The Consumer Patriarch: I don’t mind that you brought your wife and all six of your kids and your corpulent in‐laws and their matching Rascal scooters to the store with you. But when you’re standing statue‐still in front of the one exit door with the whole herd of them milling slowly around you like dazed goldfish, yawning and chatting and checking your goddamn email on your goddamn cell phones as you wait for the one straggler in your party, I BEGIN TO MIND VERY FUCKING MUCH. I also mind when you pull this shit in front of the bathroom, or the escalator, or the fire escape. What the fuck is wrong with you people that you find the one choke point in the whole goddamn place and form a human blockade? Well, perhaps “human” is a stretch. More like lowing cattle just begging to be culled.

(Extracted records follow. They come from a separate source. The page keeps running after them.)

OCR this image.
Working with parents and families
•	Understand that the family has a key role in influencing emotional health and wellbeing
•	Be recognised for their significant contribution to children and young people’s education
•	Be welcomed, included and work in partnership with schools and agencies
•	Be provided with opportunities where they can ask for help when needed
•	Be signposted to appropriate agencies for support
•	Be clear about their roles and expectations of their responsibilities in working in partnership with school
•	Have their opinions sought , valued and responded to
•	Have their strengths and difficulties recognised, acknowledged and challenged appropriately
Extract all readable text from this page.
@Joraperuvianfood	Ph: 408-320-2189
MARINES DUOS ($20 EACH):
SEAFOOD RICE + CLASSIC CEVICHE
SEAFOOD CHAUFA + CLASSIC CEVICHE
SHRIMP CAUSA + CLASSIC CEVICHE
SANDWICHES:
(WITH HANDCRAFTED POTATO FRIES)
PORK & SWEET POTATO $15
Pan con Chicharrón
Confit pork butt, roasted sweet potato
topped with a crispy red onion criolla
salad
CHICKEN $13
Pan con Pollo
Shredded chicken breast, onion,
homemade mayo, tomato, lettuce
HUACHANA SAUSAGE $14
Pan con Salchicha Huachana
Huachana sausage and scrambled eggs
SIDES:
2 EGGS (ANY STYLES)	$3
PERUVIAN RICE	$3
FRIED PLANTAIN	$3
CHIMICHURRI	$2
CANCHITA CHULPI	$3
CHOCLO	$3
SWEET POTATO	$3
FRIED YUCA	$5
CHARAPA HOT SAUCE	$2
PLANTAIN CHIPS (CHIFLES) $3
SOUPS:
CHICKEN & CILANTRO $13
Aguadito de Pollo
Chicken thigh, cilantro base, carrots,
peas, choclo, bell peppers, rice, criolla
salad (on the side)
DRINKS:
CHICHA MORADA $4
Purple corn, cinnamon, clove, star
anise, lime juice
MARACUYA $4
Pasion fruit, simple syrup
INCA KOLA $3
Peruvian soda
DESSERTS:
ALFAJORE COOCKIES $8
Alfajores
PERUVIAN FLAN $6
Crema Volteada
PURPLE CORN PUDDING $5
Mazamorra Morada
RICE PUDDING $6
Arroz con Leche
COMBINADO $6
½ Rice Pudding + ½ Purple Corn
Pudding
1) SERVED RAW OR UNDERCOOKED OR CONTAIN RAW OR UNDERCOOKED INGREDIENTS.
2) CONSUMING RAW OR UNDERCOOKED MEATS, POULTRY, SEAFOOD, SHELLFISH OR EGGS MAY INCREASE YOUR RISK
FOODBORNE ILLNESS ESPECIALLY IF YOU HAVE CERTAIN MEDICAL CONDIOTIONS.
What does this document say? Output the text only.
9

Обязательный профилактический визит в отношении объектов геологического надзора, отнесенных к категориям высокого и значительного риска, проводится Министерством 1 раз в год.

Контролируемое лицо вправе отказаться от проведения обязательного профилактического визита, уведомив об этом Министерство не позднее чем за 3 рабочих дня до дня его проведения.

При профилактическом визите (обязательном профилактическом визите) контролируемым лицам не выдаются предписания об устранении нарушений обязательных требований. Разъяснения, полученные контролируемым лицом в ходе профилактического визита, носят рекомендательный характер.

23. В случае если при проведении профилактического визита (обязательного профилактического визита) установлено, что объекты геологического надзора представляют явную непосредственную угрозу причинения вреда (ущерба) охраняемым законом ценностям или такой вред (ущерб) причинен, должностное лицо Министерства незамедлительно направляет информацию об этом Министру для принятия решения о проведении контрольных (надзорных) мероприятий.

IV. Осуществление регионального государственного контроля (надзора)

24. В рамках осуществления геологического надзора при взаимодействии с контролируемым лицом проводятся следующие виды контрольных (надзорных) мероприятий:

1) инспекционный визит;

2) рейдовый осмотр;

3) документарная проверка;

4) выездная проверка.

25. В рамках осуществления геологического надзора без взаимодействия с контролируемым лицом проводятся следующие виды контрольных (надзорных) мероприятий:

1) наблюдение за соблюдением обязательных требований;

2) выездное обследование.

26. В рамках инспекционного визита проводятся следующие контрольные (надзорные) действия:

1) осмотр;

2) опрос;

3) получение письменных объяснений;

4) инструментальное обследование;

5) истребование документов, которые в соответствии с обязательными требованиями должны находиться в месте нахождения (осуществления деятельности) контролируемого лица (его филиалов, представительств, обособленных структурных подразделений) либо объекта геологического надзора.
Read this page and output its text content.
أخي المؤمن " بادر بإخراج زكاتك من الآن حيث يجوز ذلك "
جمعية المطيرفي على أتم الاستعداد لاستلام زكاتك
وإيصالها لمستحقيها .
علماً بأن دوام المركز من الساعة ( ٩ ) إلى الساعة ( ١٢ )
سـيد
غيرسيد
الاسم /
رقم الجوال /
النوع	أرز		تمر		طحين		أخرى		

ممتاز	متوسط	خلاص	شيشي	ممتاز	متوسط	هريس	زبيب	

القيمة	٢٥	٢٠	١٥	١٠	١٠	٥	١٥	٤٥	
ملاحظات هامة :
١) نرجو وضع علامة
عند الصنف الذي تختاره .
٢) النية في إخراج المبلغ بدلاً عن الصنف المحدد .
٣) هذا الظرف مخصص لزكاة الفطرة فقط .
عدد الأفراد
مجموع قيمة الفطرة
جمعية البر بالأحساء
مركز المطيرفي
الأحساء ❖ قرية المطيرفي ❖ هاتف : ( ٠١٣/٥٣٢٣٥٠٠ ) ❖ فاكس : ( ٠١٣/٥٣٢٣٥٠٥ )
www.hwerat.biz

Neighbors Catching Up in the Grocery Store: I thought this was the Cereal aisle, not the Tableau‐Vivant-of‐Two‐Assholes‐Talking‐About‐Their‐Tedious‐Lives aisle. If the store isn’t paying you morons to set up random shopping cart roadblocks so other customers have to endure the agonizing tales of your son’s Little League team, and the transmission on the Ford going out again, and you thought Maurice was gonna be different but he’s just like all the rest, then get out of my way. I have my own problems. Whatever bullshit you’re dealing with right now is meaningless compared to my household’s utter lack of Puffed Wheat. Yeah, that’s right. All the trials and tribulations in your world don’t matter as much as a three‐dollar box of Quisp does in mine.  Why can’t you head over to the liquor aisle and self‐medicate like everybody else?

He Who Gradually Expands To Fill The Entire Warehouse: There you are in the warehouse club, buying socks and crab legs and snow tires in bulk.  Never know when you’re going to need a 5‐gallon tub of pencil erasers, right?  You’re staring at a four‐pack of toasters — at last, your family can make toast in the kitchen, both bathrooms, and your garage simultaneously!  Keeping up with the Joneses doesn’t get any easier!  There’s a pallet of them on the ground in front of you. Another pallet of them on the shelf above.  And on the shelf above that, pallets of identical boxes stacked to the rafters. And you stand there in the middle of the aisle, one hand pushing your extra‐large shopping cart just far enough to block the whole aisle for the duration of your extended stay.  Did I mention you are staring at pallets of the same item as though you are using X‐ray vision to figure out which one has the Golden Ticket inside? When in reality they are all exactly alike, and you should just grab one, put it in your cart, and get the goddamn shitting fuck out of the fucking way for fuck’s sake you imbecile. It’s a good thing they only stock one model of toaster or we’d be here all week.

This post is titled “Get Out of My Way” and if I could summarize it in a single sentence, that sentence would be: GET OUT OF MY WAY.

At some point I’m going to stop being so nice about it.